4 Types of Relocation Expense Reimbursement: Lump Sum and More

If your company relocates employees, you've probably at least considered using lump sum as a method of reimbursement.

In recent years, lump sum has become a popular method of relocation expense reimbursement because it's easy to administer, and offers flexibility to employees. However, it's not always the best relocation experience and can end up costing companies more than it should. Looking for alternatives? Check out these 4 relocation programs and the benefits and drawbacks for each:

What is Lump Sum?

When a company provides a relocating employee with a lump sum, they're basically giving them a signing bonus that's intended to be used for the relocation process. The company uses whatever method they choose, often based on past relocation expenditure, to determine the amount of the lump sum, then give that amount of money to the employee.

The employee doesn't have to use all, or any, of the money for relocation. In fact, a lot of relocating employees will spend as little as possible on their move so they can pocket some of the cash. While there's nothing explicitly wrong with doing this, it often leads to a bad relocation experience. That's why many companies prefer Capped Allowance Plans.

Capped Allowance Plans

Capped Allowance Plans let the company set a max amount that the employee can spend for relocation expenses, instead of just giving them a set amount of money. It's a more structured option for relocation reimbursement.


The company typically has a policy stating what services the employee can use the money for. Sometimes they’ll even provide them with a resource to guide them through the process. The big difference between allowance and lump sum, is that if the employee doesn't use the maximum amount in an allowance, they don't usually get to keep the remainder.


This type of plan can save money for the company, but employee satisfaction often suffers because it sometimes results in overspending, which means the employee is on the hook to cover additional costs. 

Flexible Allowance Plans

Flexible Allowance Plans plans are just what they sound like - very fairly similar to Capped Allowance, but more flexible. Employers break down relocation expenses into categories, and assign a maximum budget per category.


For example, if the company decides they're willing to provide reimbursement for: shipping items, home sale and traveling expenses, they'll assign a max amount that the employee can spend in each category, and allow the employee to choose the categories they need.

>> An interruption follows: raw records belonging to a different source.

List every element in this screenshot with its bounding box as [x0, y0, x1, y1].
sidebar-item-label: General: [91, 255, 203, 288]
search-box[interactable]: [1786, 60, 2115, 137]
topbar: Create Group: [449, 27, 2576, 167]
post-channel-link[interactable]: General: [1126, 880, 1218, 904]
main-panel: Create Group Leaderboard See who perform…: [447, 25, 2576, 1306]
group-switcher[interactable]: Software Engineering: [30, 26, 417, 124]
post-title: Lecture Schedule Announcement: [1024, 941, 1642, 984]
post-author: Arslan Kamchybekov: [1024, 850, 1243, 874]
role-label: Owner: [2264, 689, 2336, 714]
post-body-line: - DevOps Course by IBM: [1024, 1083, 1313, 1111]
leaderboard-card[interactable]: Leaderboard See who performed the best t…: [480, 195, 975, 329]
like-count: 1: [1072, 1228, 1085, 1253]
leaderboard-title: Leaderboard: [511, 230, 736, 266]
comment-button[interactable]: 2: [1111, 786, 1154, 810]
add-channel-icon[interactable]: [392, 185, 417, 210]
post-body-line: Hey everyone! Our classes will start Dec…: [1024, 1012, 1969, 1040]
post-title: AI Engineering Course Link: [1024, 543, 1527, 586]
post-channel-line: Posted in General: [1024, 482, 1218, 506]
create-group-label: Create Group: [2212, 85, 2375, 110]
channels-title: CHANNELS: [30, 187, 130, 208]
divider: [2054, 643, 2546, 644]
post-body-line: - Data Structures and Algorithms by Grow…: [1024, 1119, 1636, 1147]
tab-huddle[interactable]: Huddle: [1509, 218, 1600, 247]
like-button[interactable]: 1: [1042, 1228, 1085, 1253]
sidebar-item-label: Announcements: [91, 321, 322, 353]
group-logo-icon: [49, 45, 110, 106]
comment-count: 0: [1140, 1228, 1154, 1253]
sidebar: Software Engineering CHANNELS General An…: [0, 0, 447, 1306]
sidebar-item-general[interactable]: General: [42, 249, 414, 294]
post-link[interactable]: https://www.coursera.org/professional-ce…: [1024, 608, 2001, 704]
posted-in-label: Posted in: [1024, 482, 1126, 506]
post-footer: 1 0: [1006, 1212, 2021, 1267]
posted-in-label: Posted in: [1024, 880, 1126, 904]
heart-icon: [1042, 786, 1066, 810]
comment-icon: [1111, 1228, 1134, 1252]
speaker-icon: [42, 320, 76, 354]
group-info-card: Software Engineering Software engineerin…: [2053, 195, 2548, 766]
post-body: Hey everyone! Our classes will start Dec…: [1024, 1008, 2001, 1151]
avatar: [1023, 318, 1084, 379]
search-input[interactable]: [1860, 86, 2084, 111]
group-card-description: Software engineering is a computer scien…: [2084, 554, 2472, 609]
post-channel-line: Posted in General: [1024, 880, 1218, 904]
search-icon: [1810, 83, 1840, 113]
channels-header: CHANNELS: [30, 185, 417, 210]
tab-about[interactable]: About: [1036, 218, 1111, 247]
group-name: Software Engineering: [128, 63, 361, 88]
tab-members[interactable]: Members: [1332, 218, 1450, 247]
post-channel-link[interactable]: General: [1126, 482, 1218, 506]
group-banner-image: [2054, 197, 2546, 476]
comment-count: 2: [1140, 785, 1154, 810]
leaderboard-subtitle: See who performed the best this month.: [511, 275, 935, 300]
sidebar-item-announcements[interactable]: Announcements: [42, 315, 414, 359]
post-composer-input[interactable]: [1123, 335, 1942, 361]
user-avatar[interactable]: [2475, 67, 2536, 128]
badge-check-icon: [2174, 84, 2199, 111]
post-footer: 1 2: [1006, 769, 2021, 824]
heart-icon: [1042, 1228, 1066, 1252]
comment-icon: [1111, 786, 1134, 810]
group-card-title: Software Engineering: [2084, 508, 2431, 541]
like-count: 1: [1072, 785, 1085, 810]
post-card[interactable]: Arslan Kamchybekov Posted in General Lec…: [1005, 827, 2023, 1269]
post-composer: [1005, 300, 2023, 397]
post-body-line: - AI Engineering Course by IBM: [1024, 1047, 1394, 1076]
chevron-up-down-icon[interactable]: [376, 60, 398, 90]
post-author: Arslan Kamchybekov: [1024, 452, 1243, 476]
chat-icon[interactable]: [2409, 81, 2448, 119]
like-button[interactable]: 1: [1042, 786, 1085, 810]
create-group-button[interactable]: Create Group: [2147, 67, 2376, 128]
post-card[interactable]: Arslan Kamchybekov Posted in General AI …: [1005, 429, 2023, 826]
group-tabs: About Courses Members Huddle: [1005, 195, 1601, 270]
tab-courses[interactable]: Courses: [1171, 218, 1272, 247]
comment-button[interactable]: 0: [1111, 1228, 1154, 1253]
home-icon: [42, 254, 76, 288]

This helps employees who need more direction with their relocation spending, and allows for your relocation program to better fit each individual employee. Again, if the relocating employee doesn't use the maximum value in a category, they don't receive the remainder of the sum. However, with a flex plan they can transfer the unused amount in one category to another. This helps ensure the employees' needs are met to the best of the policy’s capabilities.

Stay up to date

Subscribe to the blog for the latest updates

Core/Flex Relocation Benefits

Core/Flex is becoming the most popular relocation package for employers who are focused on cutting costs while still providing a great employee experience. With a core/flex plan, basically "core" benefits are handled entirely by the employer - the cost is fully covered, and typically the vendor is provided and direct-billed, making it super easy and stress-free for the employee. This is most often used for benefits like housing and moving household goods. The "flex" part refers to a choice of benefits that relocating employees can choose from to best meet their relocation needs.

The benefit to employers is that they're able to reduce costs by leveraging buying power and building relationships with trusted suppliers, while also capping secondary (flex) costs. Employees get a great relocation experience because their primary needs are met, and they're able to build their package to best suit their situation. 

business woman in front of two roads thinking deciding hoping for best taking chance-1

All four types of reimbursement offer distinct advantages and disadvantages that should make it easier to decide which one is right for your company. Lump sum offers the most freedom for the employee - and the least effort for the employer - but it's hard to pinpoint the right amount, and if the employee doesn’t know much about the process they can feel overwhelmed and have a bad relocation experience.

Allowance plans can save your company money, but they're less attractive to new talent, and they don’t always satisfy the needs of the relocating employee. Core/flex plans are better at addressing the needs of each unique employee, and candidates tend to see them as attractive, but they can require a little more upfront effort from employers if you're managing it in-house.

PRO TIP: The best way to manage any of these types of relocation expense reimbursement, is with expert support. Relocation specialists deal with all types of mobility policies on a regular basis, and they know exactly how to maximize their efficiency. Relocation management companies are also aware of the various tax implications involved with these policies, and help ensure cost optimization for employers while creating a positive experience for employees. Using a relocation partner is a great way to maximize your relo budget and simplify relocation reimbursement administration.